O quadro em aço de secção oval de dupla trave e berço semi-duplo, juntamente com o sub-quadro, o braço oscilante cónico realizado em alumínio, as mesas superior e inferior da direcção e as bielas da suspensão traseira Pro-Link estão pintados a preto. Os 1.446 mm de distância entre eixos complementam os 25° 45’ de inclinação da direcção e os 71mm de eixo de arraste; o banco tem 855 mm de altura e pesa apenas 145 kg.  
A forquilha invertida Showa de 43 mm com acabamento preto Alumite complementa o quadro preto. São usadas molas de maior peso para uma performance em estrada mais eficaz; o amortecedor traseiro simples Showa de 40 mm de diâmetro também possui uma mola deste género.  
O grande disco dianteiro flutuante (296 mm) e a respectiva pinça de dois pistões (montada na forquilha para um suporte melhorado) oferecem capacidade de travagem e controlo soberbos, complementadas pelo disco traseiro de 220 mm e pinças de um pistão. A roda dianteira (17 x 2.75) monta um pneu 110/70-17 e a traseira (17 x 3.50) um pneu 130/70-17; ambas as rodas são de raios. Os protectores em plástico da forquilha mantêm-se, com novos pontos de fixação para os tubos de travão; o descanso lateral também é mais curto, complementando a menor altura geral da moto.  
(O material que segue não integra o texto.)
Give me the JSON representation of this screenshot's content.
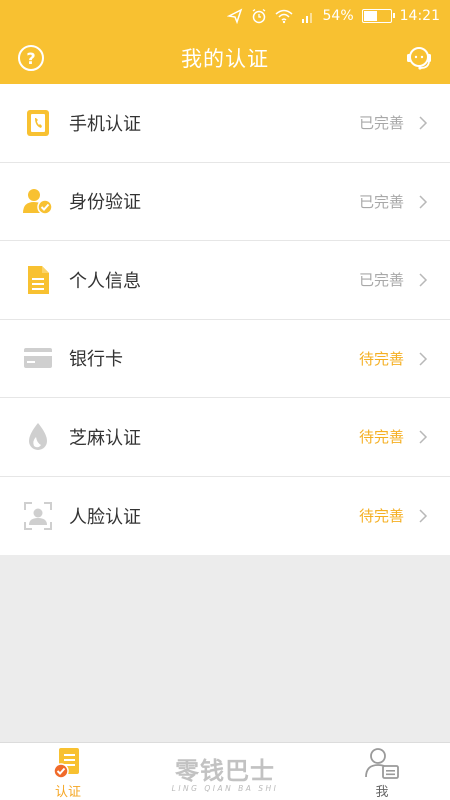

Derivadas da gama CRF-R de competição, as linhas sinuosas da CRF250M são realçadas pelos novos gráficos de marca. Este modelo está disponível em dois esquemas cromáticos: preto (com jantes douradas) e vermelho e preto. Graças ao seu ADN off-road, esta é uma moto mais esguia, com bastante espaço de movimento para a frente e para trás em cima do banco. A posição de condução a direito também assegura maior visibilidade geral, enquanto a geometria da direcção e a manobrabilidade oferecida pelo guiador permite furar o trânsito sem dificuldades.   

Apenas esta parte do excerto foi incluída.